Different people respond differently to different art, “I love looking at Matisse, but Duchamp is a thousand times more interesting. […] For me a work of art is something to think about, more than something that is interesting to look at“.

Baltz does not believe that he needs people within his images because they are full of human effort; the placed for people is in front of the art as the viewer. Without the viewer art, anybodies art, does not exist.

Garry Berger pays tribute to Baltz

He was an intelligent and creative photographer and a leader in the field of what has come to be known as ‘conceptual photography’. “For much of his career he was a determined minimalist, but while that might suggest – along with the conceptual label – a cool, cerebral approach, that most certainly did not mean a lack of heart or passion. His understated, stripped down, formally elegant pictures burn with an imagistic intensity and seductiveness that belies their spareness.

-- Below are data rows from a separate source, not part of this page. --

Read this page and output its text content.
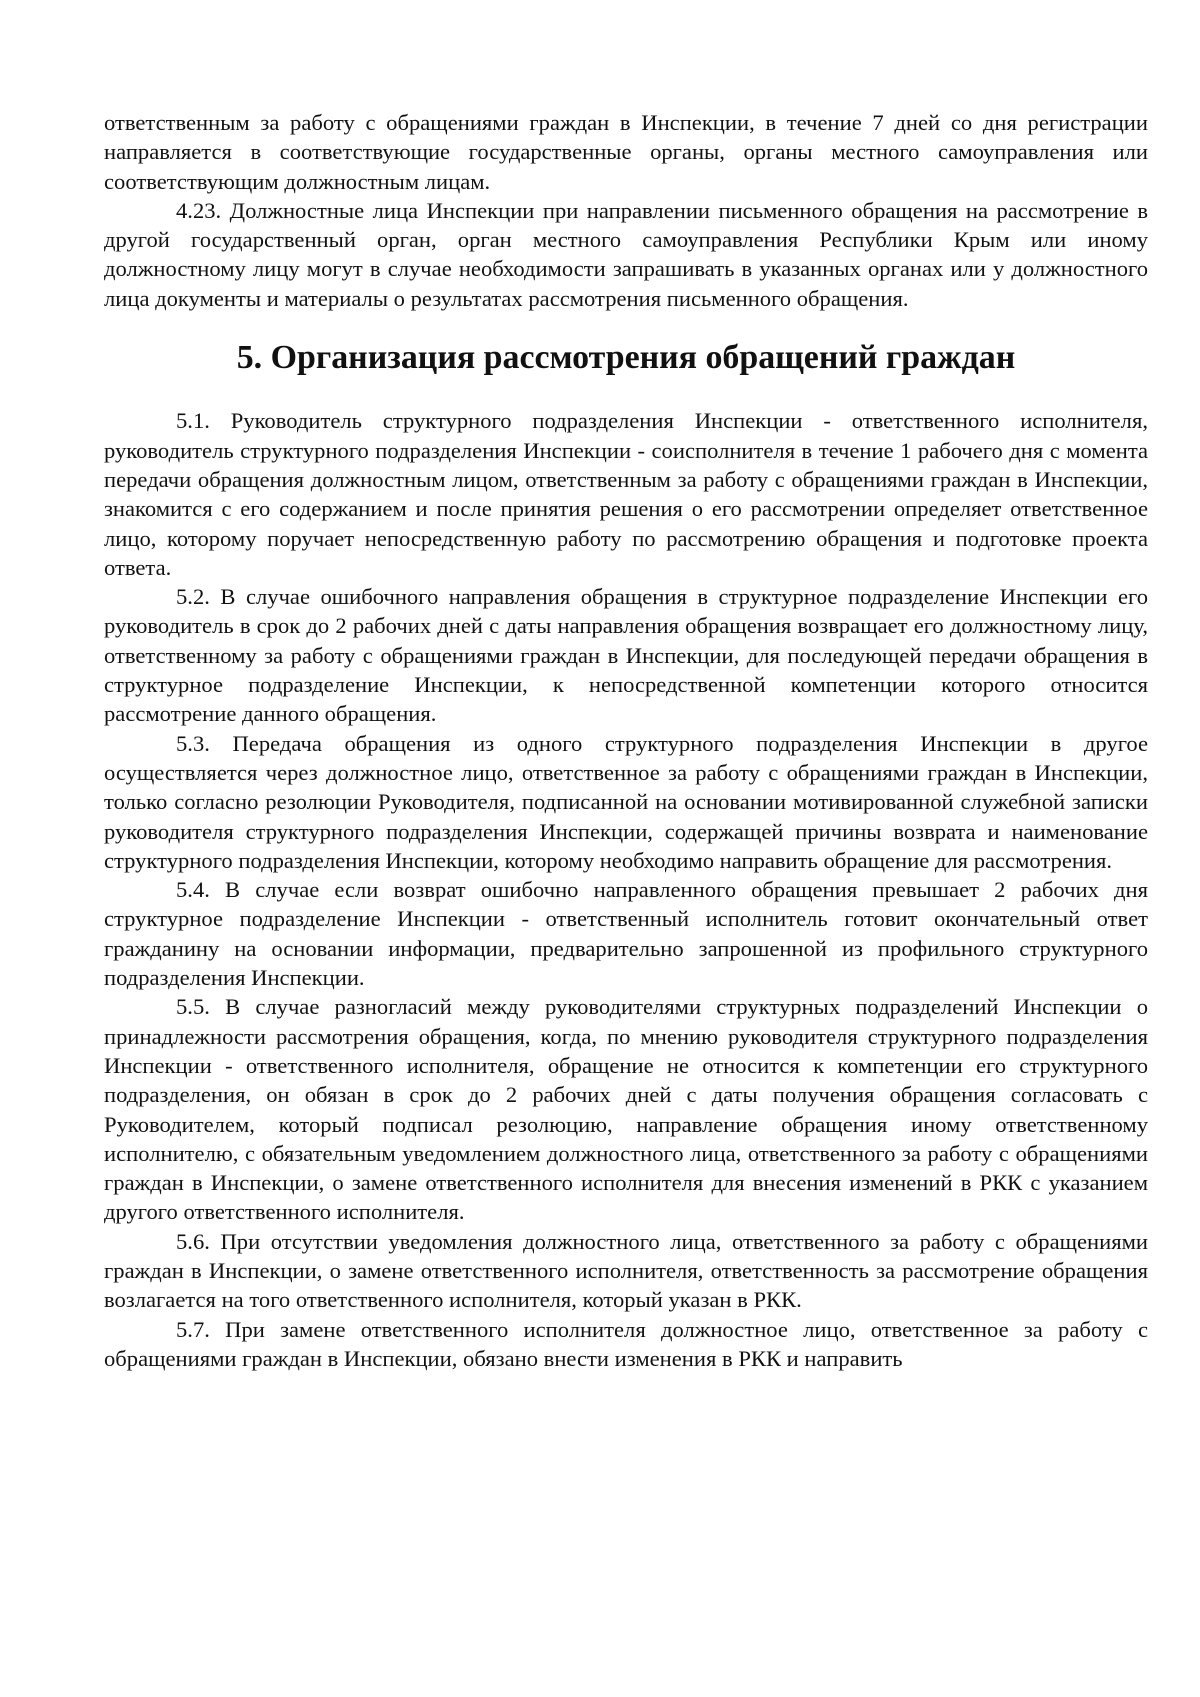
ответственным за работу с обращениями граждан в Инспекции, в течение 7 дней со дня регистрации направляется в соответствующие государственные органы, органы местного самоуправления или соответствующим должностным лицам.

4.23. Должностные лица Инспекции при направлении письменного обращения на рассмотрение в другой государственный орган, орган местного самоуправления Республики Крым или иному должностному лицу могут в случае необходимости запрашивать в указанных органах или у должностного лица документы и материалы о результатах рассмотрения письменного обращения.

5. Организация рассмотрения обращений граждан

5.1. Руководитель структурного подразделения Инспекции - ответственного исполнителя, руководитель структурного подразделения Инспекции - соисполнителя в течение 1 рабочего дня с момента передачи обращения должностным лицом, ответственным за работу с обращениями граждан в Инспекции, знакомится с его содержанием и после принятия решения о его рассмотрении определяет ответственное лицо, которому поручает непосредственную работу по рассмотрению обращения и подготовке проекта ответа.

5.2. В случае ошибочного направления обращения в структурное подразделение Инспекции его руководитель в срок до 2 рабочих дней с даты направления обращения возвращает его должностному лицу, ответственному за работу с обращениями граждан в Инспекции, для последующей передачи обращения в структурное подразделение Инспекции, к непосредственной компетенции которого относится рассмотрение данного обращения.

5.3. Передача обращения из одного структурного подразделения Инспекции в другое осуществляется через должностное лицо, ответственное за работу с обращениями граждан в Инспекции, только согласно резолюции Руководителя, подписанной на основании мотивированной служебной записки руководителя структурного подразделения Инспекции, содержащей причины возврата и наименование структурного подразделения Инспекции, которому необходимо направить обращение для рассмотрения.

5.4. В случае если возврат ошибочно направленного обращения превышает 2 рабочих дня структурное подразделение Инспекции - ответственный исполнитель готовит окончательный ответ гражданину на основании информации, предварительно запрошенной из профильного структурного подразделения Инспекции.

5.5. В случае разногласий между руководителями структурных подразделений Инспекции о принадлежности рассмотрения обращения, когда, по мнению руководителя структурного подразделения Инспекции - ответственного исполнителя, обращение не относится к компетенции его структурного подразделения, он обязан в срок до 2 рабочих дней с даты получения обращения согласовать с Руководителем, который подписал резолюцию, направление обращения иному ответственному исполнителю, с обязательным уведомлением должностного лица, ответственного за работу с обращениями граждан в Инспекции, о замене ответственного исполнителя для внесения изменений в РКК с указанием другого ответственного исполнителя.

5.6. При отсутствии уведомления должностного лица, ответственного за работу с обращениями граждан в Инспекции, о замене ответственного исполнителя, ответственность за рассмотрение обращения возлагается на того ответственного исполнителя, который указан в РКК.

5.7. При замене ответственного исполнителя должностное лицо, ответственное за работу с обращениями граждан в Инспекции, обязано внести изменения в РКК и направить
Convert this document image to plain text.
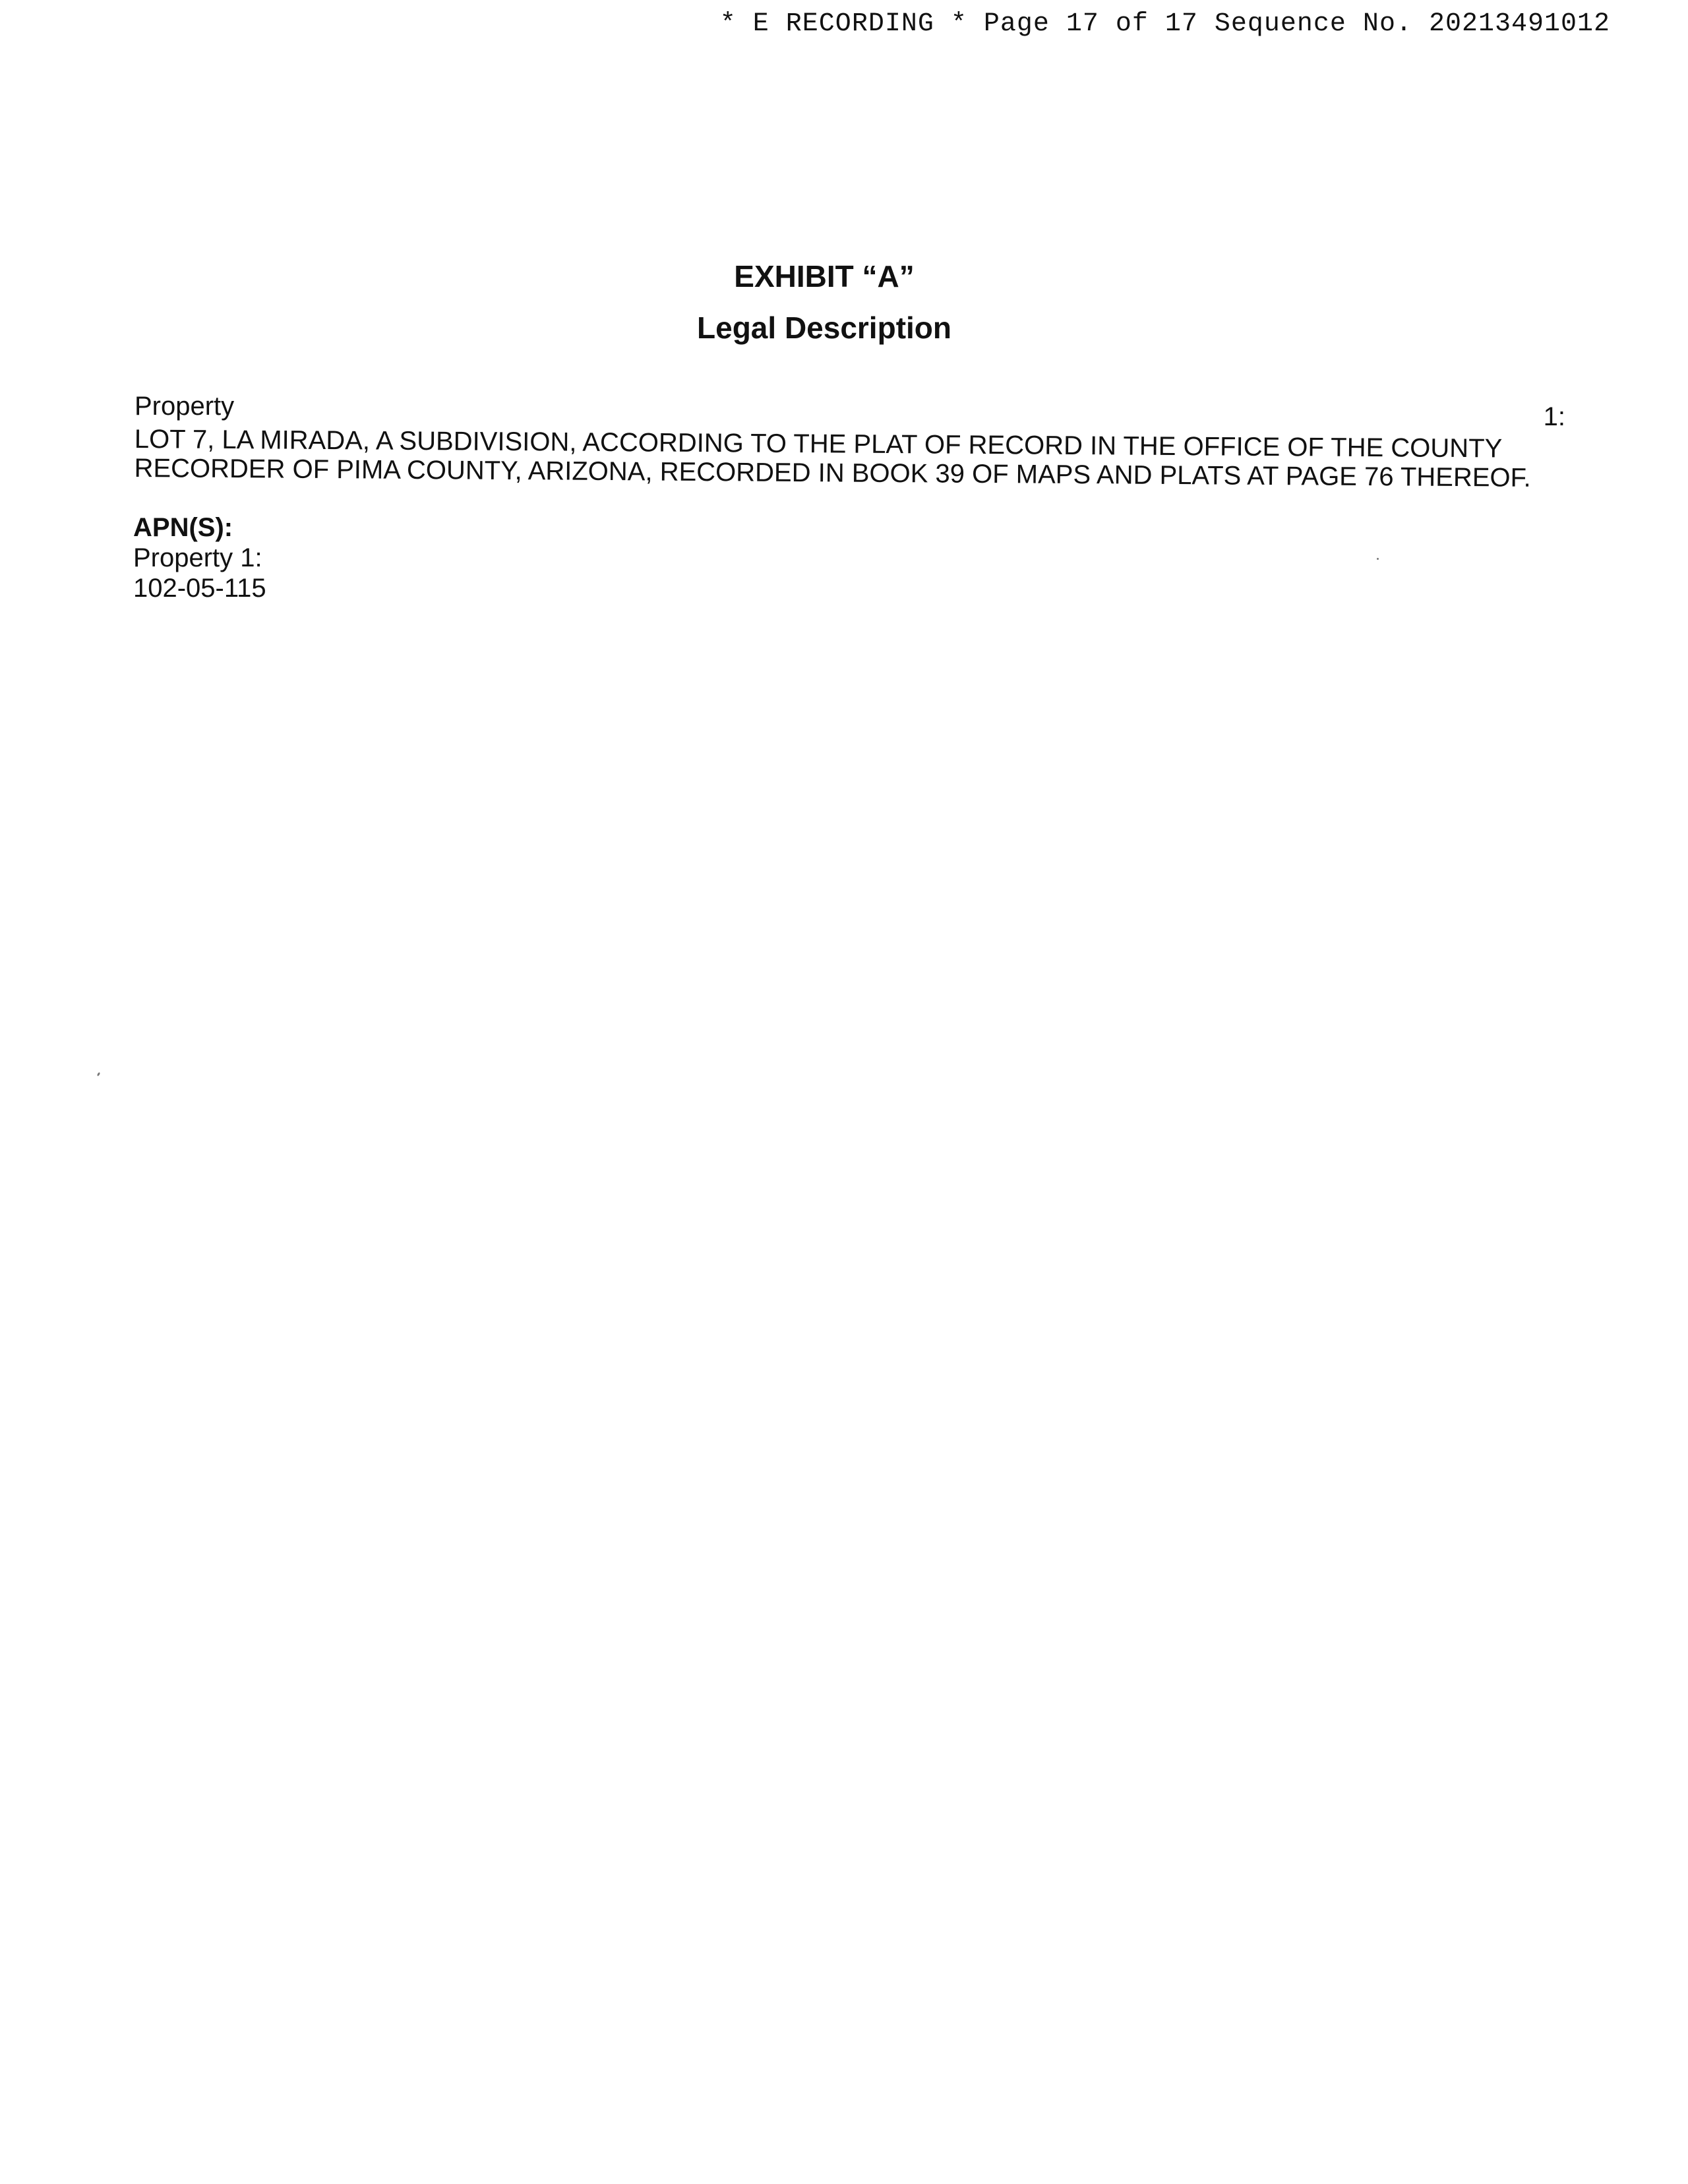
* E RECORDING * Page 17 of 17 Sequence No. 20213491012
EXHIBIT “A”
Legal Description
Property	1:
LOT 7, LA MIRADA, A SUBDIVISION, ACCORDING TO THE PLAT OF RECORD IN THE OFFICE OF THE COUNTY
RECORDER OF PIMA COUNTY, ARIZONA, RECORDED IN BOOK 39 OF MAPS AND PLATS AT PAGE 76 THEREOF.
APN(S):
Property 1:
102-05-115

Baltz came to prominence, with the renowned 1975 exhibition at George Eastman House, New Topographics (as reviewed by O’Hagan above). Stating of his photographs “I wanted it to appear as though the camera was seeing by itself.” Not only were these New Topographical photographers “escheweing the overblown romanticism of Ansel Adams’ era, [but their] lack of overt expression emphasised another crucial point; that photography was photography, and art was art, and never the twain did meet!” Except perhaps hanging in a gallery wall…

The work of the 70’s depicted a landscape created by those only interested in the bottom line – the profit margin. From the mid-80’s onwards, Lewis addressed the influence of technology upon ecology and society “The blurred interaction, of humans and machines, that take us deeply into ambiguous cyberworlds.